Notamment de mettre en place très tôt les conditions de sécurité psychologique indispensables à cette transparence (pour ne pas que les gens se sentent en danger quand ils s’expriment) et pour permettre également les prises d’initiatives (autoriser les gens à se tromper et à apprendre de leurs erreurs).

Un volet pratique et logistique également, pour pouvoir organiser les modalités de tous ces échanges et ces canaux de communication pour que les personnes concernées puissent toutes entendre aisément les « j’ai l’intention de… » des autres, et avoir suffisamment de temps pour réagir ensuite. Pour ça, nous avons décidé chez Agicap d’être en cohérence vis à vis de la démarche d’autonomie, et de réfléchir toutes et tous ensemble sur les meilleurs moyens pour y arriver (ex: conventions de nommage pour des canaux particuliers dans slack, SLA d’équipes, gather.town, etc.). C’est notre sujet du moment, et nous aurons surement pleins d’autres choses à partager sur le sujet prochainement.

Enfin, le troisième et sans doute le plus important : le volet culturel, l’impact de la culture actuelle de l’organisation vis-à-vis de cette problématique. Lorsqu’on passe de startup à scale-up, il y a des changements qui peuvent paraître difficilement envisageables pour certaines personnes toujours très attachées au mode de fonctionnement initial. Celui du mode héroïque où tout le monde se connaît, travaille côte à côte, où on a l’impression que tout va plus vite et où on peut mesurer très directement son impact individuel.

Il faut en effet arriver à comprendre que c’est moins l’impact individuel que l’impact collectif qu’il est nécessaire de viser désormais. Car si on ne change pas de paradigme entre la phase startup et la phase scale-up, on risque d’avoir de sérieux problèmes de delivery et d’efficacité.

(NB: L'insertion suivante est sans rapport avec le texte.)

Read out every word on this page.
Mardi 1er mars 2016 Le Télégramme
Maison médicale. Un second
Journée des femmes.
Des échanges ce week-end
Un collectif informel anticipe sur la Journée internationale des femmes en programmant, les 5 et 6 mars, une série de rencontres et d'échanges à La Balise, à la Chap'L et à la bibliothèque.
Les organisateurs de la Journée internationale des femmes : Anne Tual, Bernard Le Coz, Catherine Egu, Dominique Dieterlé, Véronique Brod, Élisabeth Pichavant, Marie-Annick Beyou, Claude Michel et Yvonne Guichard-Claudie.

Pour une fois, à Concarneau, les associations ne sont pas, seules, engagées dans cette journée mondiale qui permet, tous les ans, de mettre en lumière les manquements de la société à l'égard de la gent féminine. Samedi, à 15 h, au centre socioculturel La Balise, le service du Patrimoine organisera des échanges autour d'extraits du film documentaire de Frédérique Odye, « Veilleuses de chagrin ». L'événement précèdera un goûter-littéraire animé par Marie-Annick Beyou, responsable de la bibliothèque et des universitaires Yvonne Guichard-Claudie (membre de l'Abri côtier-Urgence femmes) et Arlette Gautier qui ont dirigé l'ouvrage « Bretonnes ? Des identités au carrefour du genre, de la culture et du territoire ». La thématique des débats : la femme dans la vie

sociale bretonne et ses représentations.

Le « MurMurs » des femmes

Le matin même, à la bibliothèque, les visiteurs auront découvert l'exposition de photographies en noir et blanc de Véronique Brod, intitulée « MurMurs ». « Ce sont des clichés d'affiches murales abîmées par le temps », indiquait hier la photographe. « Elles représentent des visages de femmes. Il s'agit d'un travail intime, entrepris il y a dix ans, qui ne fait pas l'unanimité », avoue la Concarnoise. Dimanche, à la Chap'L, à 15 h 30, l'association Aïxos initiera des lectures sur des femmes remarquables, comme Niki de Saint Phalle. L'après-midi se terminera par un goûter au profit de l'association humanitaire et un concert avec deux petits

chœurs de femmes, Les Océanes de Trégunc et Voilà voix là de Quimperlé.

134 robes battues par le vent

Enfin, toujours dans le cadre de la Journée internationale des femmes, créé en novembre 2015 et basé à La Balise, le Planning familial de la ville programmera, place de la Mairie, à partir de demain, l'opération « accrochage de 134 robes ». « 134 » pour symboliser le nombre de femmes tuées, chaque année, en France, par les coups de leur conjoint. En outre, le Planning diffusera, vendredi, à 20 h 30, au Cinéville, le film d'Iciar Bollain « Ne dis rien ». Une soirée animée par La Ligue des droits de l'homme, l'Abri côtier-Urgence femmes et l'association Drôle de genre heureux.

Heureusement pour nous, Lucas Bertola le CTO et un des 3 cofondateurs d’Agicap, était lui déjà convaincu de l’intérêt du changement de braquet et de la démarche vers plus d’autonomie (un thème d’ailleurs longuement abordé lors de mon 1er entretien d’embauche). Mais ce n’est pas un gage suffisant pour la réussite d’une telle entreprise.

Et pour y arriver, il faut que toutes les personnes soient en capacité de se remettre en question. D’être capable d’entendre que les autres peuvent influer sur nous et nos actions. Qu’une autre barque peut parfois nous faire dévier de notre trajectoire. Et que ce n’est pas une anomalie, c’est normal vu qu’on est beaucoup plus nombreux sur le plan d’eau.

Pour moi c’est aussi lié à une question de maturité : les gens un peu junior sur cette route vers l’autonomie seront essentiellement concentrés sur eux-même et leurs propres problématiques, leur propre efficacité individuelle. Le côté systémique va tout d’abord leur échapper ou moins les intéresser (attention d’ailleurs au passage à ne pas les incentiver dans cette direction égocentrée avec des bonus & objectifs individuels).

Comme très souvent d’ailleurs, on en revient à une question de culture (celle qui « mange la stratégie au petit déjeuner » comme disait brillamment P. Drucker). Si vous voulez éviter de caler collectivement parce que certaines personnes ne jouent pas le jeu, il va vous falloir accompagner ces personnes-là qui sont restées très attachées au précédent mode de fonctionnement : le mode startup où “on n’avait pas toutes ces problématiques et où tout semblait plus simple”.

La chance d’avoir des startups dans la start-up chez nous (que l’on appelle des Product lines) nous permet même de repositionner les plus réticents aux changements sur des postes et des rythmes qui leur conviennent mieux (retour au mode MVP & startup). Tout le monde est gagnant, mais encore faut-il prendre conscience que c’est ça qui bloque certaines personnes…

En ce qui me concerne, c’est très exactement pour résoudre ce type de challenges de mise à l’échelle et d’efficacité collective, que j’ai décidé de rejoindre une scale up aussi ambitieuse et talentueuse qu’Agicap.

Thomas PIERRAIN (VP of Engineering chez Agicap)

Pour en savoir plus sur Agicap :

En lien, la qualité de code est-elle compatible avec le mode startup ? (debrief battle Artisan Developpeur) où je parle longuement du modèle 3X que Kent Beck à découvert lors de sa période chez Facebook.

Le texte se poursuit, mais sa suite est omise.